J’ai personnellement eu affaire avec l’EDB dans le cadre de mon travail et j’ai pu voir de mes yeux, sa façon de faire pour attirer les grands groupes, les services qu’il rend aux entreprises et les facilités qu’il octroie aux sociétés pour venir s’installer dans le pays. J’ai vu le patriotisme qui anime cette équipe, ses compétences et la liberté d’action et de décision dont elle dispose dans le cadre d’une stratégie industrielle gouvernementale établie stable et partagée au sein du pays et de ses services gouvernementaux.
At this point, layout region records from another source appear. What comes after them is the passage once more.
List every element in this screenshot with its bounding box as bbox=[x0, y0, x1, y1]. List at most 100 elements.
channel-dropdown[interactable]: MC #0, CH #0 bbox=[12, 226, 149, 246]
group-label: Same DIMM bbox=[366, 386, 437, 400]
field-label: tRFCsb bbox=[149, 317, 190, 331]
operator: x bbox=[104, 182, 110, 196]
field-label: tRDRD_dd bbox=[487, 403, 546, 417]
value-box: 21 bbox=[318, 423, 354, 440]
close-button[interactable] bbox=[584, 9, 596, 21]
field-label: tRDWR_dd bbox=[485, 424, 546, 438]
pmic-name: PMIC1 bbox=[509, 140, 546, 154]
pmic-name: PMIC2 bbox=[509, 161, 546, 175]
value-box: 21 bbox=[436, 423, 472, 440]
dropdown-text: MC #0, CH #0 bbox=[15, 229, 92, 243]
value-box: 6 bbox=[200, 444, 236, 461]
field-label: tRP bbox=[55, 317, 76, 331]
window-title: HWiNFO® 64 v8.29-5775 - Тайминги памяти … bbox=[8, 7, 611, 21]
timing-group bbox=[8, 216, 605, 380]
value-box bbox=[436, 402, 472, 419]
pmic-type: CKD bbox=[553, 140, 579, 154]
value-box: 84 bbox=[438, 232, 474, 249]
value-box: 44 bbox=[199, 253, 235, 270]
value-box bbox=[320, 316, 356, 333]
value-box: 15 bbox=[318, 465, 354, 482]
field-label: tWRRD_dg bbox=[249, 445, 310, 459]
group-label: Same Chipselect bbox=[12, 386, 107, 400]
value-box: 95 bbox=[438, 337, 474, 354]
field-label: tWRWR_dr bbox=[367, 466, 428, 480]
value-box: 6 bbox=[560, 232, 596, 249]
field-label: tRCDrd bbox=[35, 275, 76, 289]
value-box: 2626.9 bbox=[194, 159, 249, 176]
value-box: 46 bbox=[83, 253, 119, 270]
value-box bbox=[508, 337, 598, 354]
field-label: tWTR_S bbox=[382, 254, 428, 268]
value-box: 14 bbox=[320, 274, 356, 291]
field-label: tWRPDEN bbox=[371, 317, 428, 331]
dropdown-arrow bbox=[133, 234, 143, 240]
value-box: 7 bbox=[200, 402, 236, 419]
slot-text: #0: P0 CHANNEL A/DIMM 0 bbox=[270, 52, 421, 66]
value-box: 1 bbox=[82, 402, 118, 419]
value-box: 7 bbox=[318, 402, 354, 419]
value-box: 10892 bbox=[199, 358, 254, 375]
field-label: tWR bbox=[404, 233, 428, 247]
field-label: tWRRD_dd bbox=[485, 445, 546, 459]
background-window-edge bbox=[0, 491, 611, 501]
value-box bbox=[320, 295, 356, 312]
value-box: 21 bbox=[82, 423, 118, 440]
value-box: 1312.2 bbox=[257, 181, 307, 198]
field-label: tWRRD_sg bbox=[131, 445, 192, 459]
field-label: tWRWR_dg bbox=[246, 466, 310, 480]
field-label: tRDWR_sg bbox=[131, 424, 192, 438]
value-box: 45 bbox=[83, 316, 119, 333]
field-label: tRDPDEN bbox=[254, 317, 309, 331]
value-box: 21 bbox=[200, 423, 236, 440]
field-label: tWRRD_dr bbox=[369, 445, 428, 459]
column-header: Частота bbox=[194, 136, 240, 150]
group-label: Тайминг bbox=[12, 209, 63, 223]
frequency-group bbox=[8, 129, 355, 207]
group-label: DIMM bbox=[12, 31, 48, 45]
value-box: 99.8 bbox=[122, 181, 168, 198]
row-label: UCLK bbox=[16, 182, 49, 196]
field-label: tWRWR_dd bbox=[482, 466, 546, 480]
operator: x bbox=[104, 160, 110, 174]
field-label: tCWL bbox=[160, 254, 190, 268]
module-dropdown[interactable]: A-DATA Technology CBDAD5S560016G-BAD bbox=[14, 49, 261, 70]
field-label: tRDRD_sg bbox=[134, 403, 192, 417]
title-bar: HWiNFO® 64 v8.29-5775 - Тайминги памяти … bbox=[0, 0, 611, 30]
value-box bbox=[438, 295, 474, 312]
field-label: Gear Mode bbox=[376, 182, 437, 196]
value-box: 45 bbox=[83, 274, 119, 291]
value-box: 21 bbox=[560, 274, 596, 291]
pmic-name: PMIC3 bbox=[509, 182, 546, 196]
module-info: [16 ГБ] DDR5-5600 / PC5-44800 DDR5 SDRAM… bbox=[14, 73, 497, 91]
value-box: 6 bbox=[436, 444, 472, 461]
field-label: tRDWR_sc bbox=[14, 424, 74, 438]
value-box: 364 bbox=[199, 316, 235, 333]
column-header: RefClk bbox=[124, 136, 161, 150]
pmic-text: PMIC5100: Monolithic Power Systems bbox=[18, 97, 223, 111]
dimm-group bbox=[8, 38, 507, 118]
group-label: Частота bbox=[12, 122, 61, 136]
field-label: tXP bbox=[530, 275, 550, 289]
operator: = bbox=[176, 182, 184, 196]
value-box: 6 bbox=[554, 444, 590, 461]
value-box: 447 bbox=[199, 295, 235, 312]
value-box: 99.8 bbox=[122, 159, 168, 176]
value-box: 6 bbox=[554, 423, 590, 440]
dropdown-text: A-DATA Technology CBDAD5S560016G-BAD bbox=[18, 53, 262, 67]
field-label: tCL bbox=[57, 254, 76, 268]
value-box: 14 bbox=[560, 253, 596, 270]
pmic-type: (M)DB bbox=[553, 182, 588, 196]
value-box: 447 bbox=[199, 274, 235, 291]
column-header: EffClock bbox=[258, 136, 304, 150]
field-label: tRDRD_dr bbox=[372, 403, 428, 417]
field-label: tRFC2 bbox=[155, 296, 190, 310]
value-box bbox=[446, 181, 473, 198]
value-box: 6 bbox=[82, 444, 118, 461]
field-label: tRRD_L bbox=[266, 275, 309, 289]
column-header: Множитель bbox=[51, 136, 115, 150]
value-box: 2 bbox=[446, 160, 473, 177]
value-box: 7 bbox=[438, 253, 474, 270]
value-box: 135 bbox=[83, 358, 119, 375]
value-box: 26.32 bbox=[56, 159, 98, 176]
L’EDB n’est qu’un exemple parmi d’autre, dans ce monde. D’autres exemples pas très loin de chez nous existent. On pourrait évoquer l’exemple du Maroc et l’organisation mise en place pour attirer avec succès le constructeur Renault pour installer une usine de montage de véhicules sur le sol marocain. On peut parler de cette équipe multidisciplinaire et interministérielle montée pour gérer cette opération à la manière de l’EDB de Singapour avec le succès que l’on connait. On pourrait lister les implications positives de cet investissement étranger sur le bassin d’emploi dans la région de Tanger puisque 10 fournisseurs étrangers de cette usine de montage se sont trouvés dans l’obligation, à la demande ferme de la part de leur donneur d’ordre (Renault), de venir ouvrir leurs propres usines de fabrication des pièces à coté. On peut aussi constater que le total des emplois directs et indirects générés rien qu’avec ce projet va atteindre les 50 000 postes dès l’année prochaine.
Ce succès marocain n’est pas là par hasard ou par chance, il est le fruit d’une réelle stratégie industrielle qui comporte plusieurs axes de travail pilotés à très haut niveau gouvernemental et suivi par le Roi personnellement. Cette stratégie de développement a été pensée et définie d’une façon détaillée avec une coordination gouvernementale de haut niveau et mobilisant les forces et les ressources internes, les lobbys internationaux ainsi que la diaspora à l’étranger.
Parmi les axes de la stratégie du Maroc dans le domaine on peut noter : Le renforcement de l’infrastructure de base, le développement humain pour l’adapter aux besoins des entreprises, la mise à niveau des entreprises locales pour leur permettre d’être fournisseurs de qualité pour les grands groupes qui investissent au Maroc, le développement des réseaux de télécommunication, l’ouverture économique et le libre échange avec les pays origines des investissements, le développement des zone franches, la création sur le modèle de l’EDB de Singapour d’une Agence de Promotion des Investissement dynamique et avec des moyens importants.
Un dernier exemple qui mérite d’être cité est celui de la République de Tchéquie qui elle a opté pour une stratégie carrément agressive pour attirer les industries sur son territoire. Sa stratégie ne consiste pas à attendre les opportunités pour s’en occuper. Chaque ministère (Finance, Industrie, Education, Agricultures, Mines, ….) dispose en son sein d’une cellule qui fonctionne comme un bureau d’étude à lui tout seul qui œuvre exclusivement à attirer les IDE. Une coordination générale étant assurée par le ministre de l’Industrie & Commerce en personne.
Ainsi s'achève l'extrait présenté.